De verkoop gebeurde in de grote jaarbeurssteden (Brugge, Torhout, Ieper, Mesen, Rijsel), voor een deel in de Nieuwkerkse hallen, en vanaf 1516 in de gehuurde verkoopshallen te Antwerpen en Bergen-op-Zoom.

Diezelfde machtige drapeniers-families, zoals de families Baelde, de Hane, Ente, Leupe, Hacke, de Brune, de Meyere, Hessels en Tayspil leverden terzelfdertijd ook de schepenen en ambtenaren die het dorp bestuurden. Ze waren ook grondbezitters en heel vaak leenman met lenen en kleinere heerlijkheden in de naburige dorpen.

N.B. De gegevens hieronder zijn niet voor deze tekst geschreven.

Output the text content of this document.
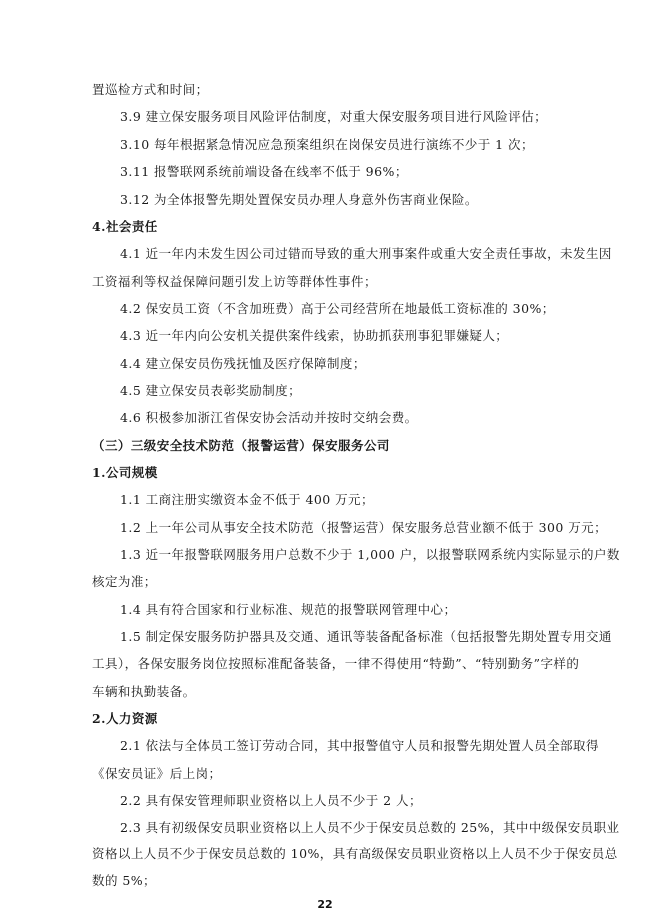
置巡检方式和时间；
3.9 建立保安服务项目风险评估制度，对重大保安服务项目进行风险评估；
3.10 每年根据紧急情况应急预案组织在岗保安员进行演练不少于 1 次；
3.11 报警联网系统前端设备在线率不低于 96%；
3.12 为全体报警先期处置保安员办理人身意外伤害商业保险。
4.社会责任
4.1 近一年内未发生因公司过错而导致的重大刑事案件或重大安全责任事故，未发生因
工资福利等权益保障问题引发上访等群体性事件；
4.2 保安员工资（不含加班费）高于公司经营所在地最低工资标准的 30%；
4.3 近一年内向公安机关提供案件线索，协助抓获刑事犯罪嫌疑人；
4.4 建立保安员伤残抚恤及医疗保障制度；
4.5 建立保安员表彰奖励制度；
4.6 积极参加浙江省保安协会活动并按时交纳会费。
（三）三级安全技术防范（报警运营）保安服务公司
1.公司规模
1.1 工商注册实缴资本金不低于 400 万元；
1.2 上一年公司从事安全技术防范（报警运营）保安服务总营业额不低于 300 万元；
1.3 近一年报警联网服务用户总数不少于 1,000 户，以报警联网系统内实际显示的户数
核定为准；
1.4 具有符合国家和行业标准、规范的报警联网管理中心；
1.5 制定保安服务防护器具及交通、通讯等装备配备标准（包括报警先期处置专用交通
工具），各保安服务岗位按照标准配备装备，一律不得使用“特勤”、“特别勤务”字样的
车辆和执勤装备。
2.人力资源
2.1 依法与全体员工签订劳动合同，其中报警值守人员和报警先期处置人员全部取得
《保安员证》后上岗；
2.2 具有保安管理师职业资格以上人员不少于 2 人；
2.3 具有初级保安员职业资格以上人员不少于保安员总数的 25%，其中中级保安员职业
22
资格以上人员不少于保安员总数的 10%，具有高级保安员职业资格以上人员不少于保安员总
数的 5%；
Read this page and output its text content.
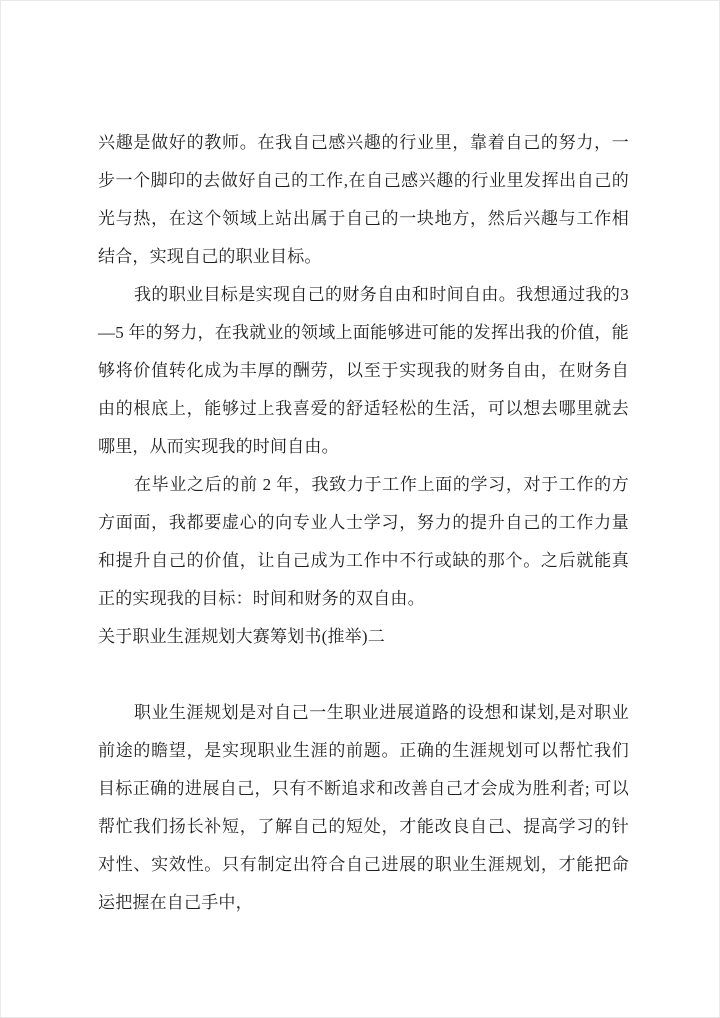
兴趣是做好的教师。在我自己感兴趣的行业里，靠着自己的努力，一步一个脚印的去做好自己的工作,在自己感兴趣的行业里发挥出自己的光与热，在这个领域上站出属于自己的一块地方，然后兴趣与工作相结合，实现自己的职业目标。

我的职业目标是实现自己的财务自由和时间自由。我想通过我的3—5 年的努力，在我就业的领域上面能够进可能的发挥出我的价值，能够将价值转化成为丰厚的酬劳，以至于实现我的财务自由，在财务自由的根底上，能够过上我喜爱的舒适轻松的生活，可以想去哪里就去哪里，从而实现我的时间自由。

在毕业之后的前 2 年，我致力于工作上面的学习，对于工作的方方面面，我都要虚心的向专业人士学习，努力的提升自己的工作力量和提升自己的价值，让自己成为工作中不行或缺的那个。之后就能真正的实现我的目标：时间和财务的双自由。

关于职业生涯规划大赛筹划书(推举)二

职业生涯规划是对自己一生职业进展道路的设想和谋划,是对职业前途的瞻望，是实现职业生涯的前题。正确的生涯规划可以帮忙我们目标正确的进展自己，只有不断追求和改善自己才会成为胜利者; 可以帮忙我们扬长补短，了解自己的短处，才能改良自己、提高学习的针对性、实效性。只有制定出符合自己进展的职业生涯规划，才能把命运把握在自己手中，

Het spreekt vanzelf dat ook de streek rond Nieuwkerke mee profiteerde van de algemene hoogconjunctuur. Aan Vlaamse zijde waren vooral Dranouter, Wulvergem, Kemmel (zie Doc. IV) en Mesen actief in de lakennijverheid, terwijl de Franse dorpen Nipkercke (Nieppe), Steenwerck, Eecke, Merris en Meteren zeker niet onderlagen in hun productie-ijver.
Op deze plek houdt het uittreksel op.